After former long-time chairman Vince McMahon resigned, his replacement - and real life son in law - Triple H has already begun to start making changes in his new role.
Newly appointed WWE Creative Director Triple H has removed two words from Vince McMahon’s banned list after taking over the reins. The wrestling legend took over the role after former chairman McMahon - his father in law - resigned after spending 40 years at the helm.
In his new position, Triple H has already started making changes to the wrestling promotion, by lifting the ban on words previously blacklisted by the former chairman. The banned list is made up of words that fighters, commentators, and broadcasters are unable to say whilst events are being broadcasted.
Two of these words though - ‘wrestler’ and ‘wrestling’ - have now been given the green light after the creative director removed them from the list following his appointment.
Despite instantly undoing some of McMahon’s work, Triple H had plenty of praise for the former chairman, revealing that the 76-year-old has left a ‘massive’ gap to fill. Speaking on the Impaulsive Podcast, he said:
“I'll say this about Vince, massive shoes that I couldn't even dream of beginning to think I could fill."
“The gap there in this moment is massive but the opportunity to take it in a direction that it's never gone before is massive. I'm thrilled for that opportunity. We have an unbelievable team. It's never going to be one person, one person can't even begin to fill his shoes."

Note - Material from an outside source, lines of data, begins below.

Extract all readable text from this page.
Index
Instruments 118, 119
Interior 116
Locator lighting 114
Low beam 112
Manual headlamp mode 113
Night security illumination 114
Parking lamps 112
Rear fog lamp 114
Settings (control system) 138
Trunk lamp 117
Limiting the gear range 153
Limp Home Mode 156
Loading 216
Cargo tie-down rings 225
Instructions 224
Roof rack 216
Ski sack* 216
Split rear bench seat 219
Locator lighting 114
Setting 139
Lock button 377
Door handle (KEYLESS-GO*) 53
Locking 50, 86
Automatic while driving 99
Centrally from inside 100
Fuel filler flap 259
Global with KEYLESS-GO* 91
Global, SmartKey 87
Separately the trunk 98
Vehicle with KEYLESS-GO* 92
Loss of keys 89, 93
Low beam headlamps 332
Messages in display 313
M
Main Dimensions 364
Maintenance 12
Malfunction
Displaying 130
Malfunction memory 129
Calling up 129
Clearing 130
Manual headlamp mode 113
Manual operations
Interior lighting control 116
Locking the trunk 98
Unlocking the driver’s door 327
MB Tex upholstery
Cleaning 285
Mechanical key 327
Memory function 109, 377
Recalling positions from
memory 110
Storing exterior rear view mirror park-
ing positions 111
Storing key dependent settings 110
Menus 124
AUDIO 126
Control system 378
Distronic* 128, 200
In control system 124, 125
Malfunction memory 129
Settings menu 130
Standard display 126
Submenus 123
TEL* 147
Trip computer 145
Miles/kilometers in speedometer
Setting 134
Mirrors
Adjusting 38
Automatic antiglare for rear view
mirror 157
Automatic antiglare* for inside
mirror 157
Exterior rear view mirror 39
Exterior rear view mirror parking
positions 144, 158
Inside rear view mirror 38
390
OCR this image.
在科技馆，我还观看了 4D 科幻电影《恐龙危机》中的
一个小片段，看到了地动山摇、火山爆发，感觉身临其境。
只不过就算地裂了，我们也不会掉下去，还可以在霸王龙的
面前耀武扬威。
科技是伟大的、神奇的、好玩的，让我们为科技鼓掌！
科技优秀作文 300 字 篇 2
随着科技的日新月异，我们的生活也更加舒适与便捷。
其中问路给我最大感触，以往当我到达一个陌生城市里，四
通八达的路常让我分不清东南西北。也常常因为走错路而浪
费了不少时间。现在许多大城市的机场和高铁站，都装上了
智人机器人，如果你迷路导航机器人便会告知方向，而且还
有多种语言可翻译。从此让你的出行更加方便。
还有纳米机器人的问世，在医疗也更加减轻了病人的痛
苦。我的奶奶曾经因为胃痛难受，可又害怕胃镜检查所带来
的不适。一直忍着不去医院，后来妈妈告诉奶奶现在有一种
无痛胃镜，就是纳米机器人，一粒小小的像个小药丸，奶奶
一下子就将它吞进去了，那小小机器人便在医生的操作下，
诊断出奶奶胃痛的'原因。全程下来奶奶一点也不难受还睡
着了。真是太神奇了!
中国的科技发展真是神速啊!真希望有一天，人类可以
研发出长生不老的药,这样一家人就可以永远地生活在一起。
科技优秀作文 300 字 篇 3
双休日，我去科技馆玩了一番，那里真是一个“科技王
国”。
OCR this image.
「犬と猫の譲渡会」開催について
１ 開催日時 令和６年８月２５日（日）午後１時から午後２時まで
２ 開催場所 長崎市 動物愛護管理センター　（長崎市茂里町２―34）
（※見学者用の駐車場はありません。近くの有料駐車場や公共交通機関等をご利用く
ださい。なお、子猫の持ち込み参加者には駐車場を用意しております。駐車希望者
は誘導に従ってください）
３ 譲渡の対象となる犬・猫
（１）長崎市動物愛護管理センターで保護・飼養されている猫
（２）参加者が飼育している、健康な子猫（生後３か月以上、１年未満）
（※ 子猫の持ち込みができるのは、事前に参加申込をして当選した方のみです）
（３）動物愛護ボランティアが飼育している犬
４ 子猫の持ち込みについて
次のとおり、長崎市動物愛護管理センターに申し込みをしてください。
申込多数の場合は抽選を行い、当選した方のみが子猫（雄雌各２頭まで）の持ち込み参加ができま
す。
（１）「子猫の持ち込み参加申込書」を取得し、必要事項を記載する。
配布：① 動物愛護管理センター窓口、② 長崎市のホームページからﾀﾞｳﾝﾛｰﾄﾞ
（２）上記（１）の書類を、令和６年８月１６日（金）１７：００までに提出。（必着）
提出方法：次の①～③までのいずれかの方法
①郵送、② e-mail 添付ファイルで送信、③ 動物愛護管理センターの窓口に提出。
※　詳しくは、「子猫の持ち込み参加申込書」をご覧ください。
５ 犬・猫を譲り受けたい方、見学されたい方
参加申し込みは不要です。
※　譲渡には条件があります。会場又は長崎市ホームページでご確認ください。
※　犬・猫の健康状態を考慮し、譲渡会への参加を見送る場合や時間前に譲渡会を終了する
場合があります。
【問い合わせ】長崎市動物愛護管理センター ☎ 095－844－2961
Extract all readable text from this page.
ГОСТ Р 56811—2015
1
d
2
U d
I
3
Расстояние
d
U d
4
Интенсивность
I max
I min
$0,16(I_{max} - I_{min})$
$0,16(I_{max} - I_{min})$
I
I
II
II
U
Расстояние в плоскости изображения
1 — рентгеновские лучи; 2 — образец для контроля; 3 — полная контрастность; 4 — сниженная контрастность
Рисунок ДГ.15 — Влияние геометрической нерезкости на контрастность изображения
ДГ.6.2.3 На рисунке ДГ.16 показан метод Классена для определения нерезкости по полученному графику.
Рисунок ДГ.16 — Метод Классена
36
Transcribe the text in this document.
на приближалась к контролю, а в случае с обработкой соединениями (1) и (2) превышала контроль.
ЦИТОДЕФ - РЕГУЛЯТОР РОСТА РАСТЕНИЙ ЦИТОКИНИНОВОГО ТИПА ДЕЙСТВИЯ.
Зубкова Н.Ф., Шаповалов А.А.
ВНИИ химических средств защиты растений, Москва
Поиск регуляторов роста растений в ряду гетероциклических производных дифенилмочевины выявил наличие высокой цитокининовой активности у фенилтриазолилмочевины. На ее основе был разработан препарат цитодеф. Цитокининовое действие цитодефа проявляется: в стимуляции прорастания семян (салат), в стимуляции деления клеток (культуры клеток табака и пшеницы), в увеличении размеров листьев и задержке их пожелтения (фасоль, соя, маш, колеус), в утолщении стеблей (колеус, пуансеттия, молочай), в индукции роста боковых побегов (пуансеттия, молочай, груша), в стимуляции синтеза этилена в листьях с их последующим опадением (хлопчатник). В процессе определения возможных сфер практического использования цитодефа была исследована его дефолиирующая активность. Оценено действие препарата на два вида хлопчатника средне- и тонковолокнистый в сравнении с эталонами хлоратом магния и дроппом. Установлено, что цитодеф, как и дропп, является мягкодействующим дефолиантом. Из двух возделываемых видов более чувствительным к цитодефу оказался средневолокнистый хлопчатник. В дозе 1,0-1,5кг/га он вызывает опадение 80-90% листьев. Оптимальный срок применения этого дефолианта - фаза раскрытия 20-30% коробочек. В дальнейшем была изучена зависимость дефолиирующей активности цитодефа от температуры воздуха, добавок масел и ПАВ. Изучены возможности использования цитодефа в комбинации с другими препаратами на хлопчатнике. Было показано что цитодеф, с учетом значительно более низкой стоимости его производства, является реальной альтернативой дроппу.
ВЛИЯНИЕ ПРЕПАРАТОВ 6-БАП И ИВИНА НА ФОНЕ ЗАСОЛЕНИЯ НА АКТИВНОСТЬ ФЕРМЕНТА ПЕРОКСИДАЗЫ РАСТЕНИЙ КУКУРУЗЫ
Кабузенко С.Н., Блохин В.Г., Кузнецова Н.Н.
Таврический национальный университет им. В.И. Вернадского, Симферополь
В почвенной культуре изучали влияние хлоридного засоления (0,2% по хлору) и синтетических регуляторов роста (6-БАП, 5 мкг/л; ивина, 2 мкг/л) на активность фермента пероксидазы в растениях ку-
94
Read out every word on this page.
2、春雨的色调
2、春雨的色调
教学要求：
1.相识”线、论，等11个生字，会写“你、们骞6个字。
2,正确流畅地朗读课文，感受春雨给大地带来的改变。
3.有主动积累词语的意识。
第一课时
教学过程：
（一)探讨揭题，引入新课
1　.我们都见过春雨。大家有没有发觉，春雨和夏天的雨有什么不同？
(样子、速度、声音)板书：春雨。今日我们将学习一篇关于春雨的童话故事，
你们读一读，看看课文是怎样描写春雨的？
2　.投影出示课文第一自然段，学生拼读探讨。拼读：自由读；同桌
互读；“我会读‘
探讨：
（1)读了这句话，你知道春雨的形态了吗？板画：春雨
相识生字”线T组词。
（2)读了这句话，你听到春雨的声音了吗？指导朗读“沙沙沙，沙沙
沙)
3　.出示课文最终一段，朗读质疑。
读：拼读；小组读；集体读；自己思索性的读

“It's going to take an entire team of people to jump in those shoes because without him, there's none of this."
Continuing to praise Vince’s work as chairman, the former wrestler added:
“The vision to take this tiny, little thing happening in bars to this big global sensation like nothing else. WrestleMania is one of the most valuable sports franchises on the planet."
Triple H was appearing on Logan Paul’s podcast, who himself has recently made the dive into WWE having previously fought as a boxer alongside his successful YouTube account. Discussing what it is like to work with celebrities in the promotion, the creative director added:
“I can tell you, over the years a million celebrities have come up to us and said, 'I want to be a WWE Superstar, I want to do it so bad."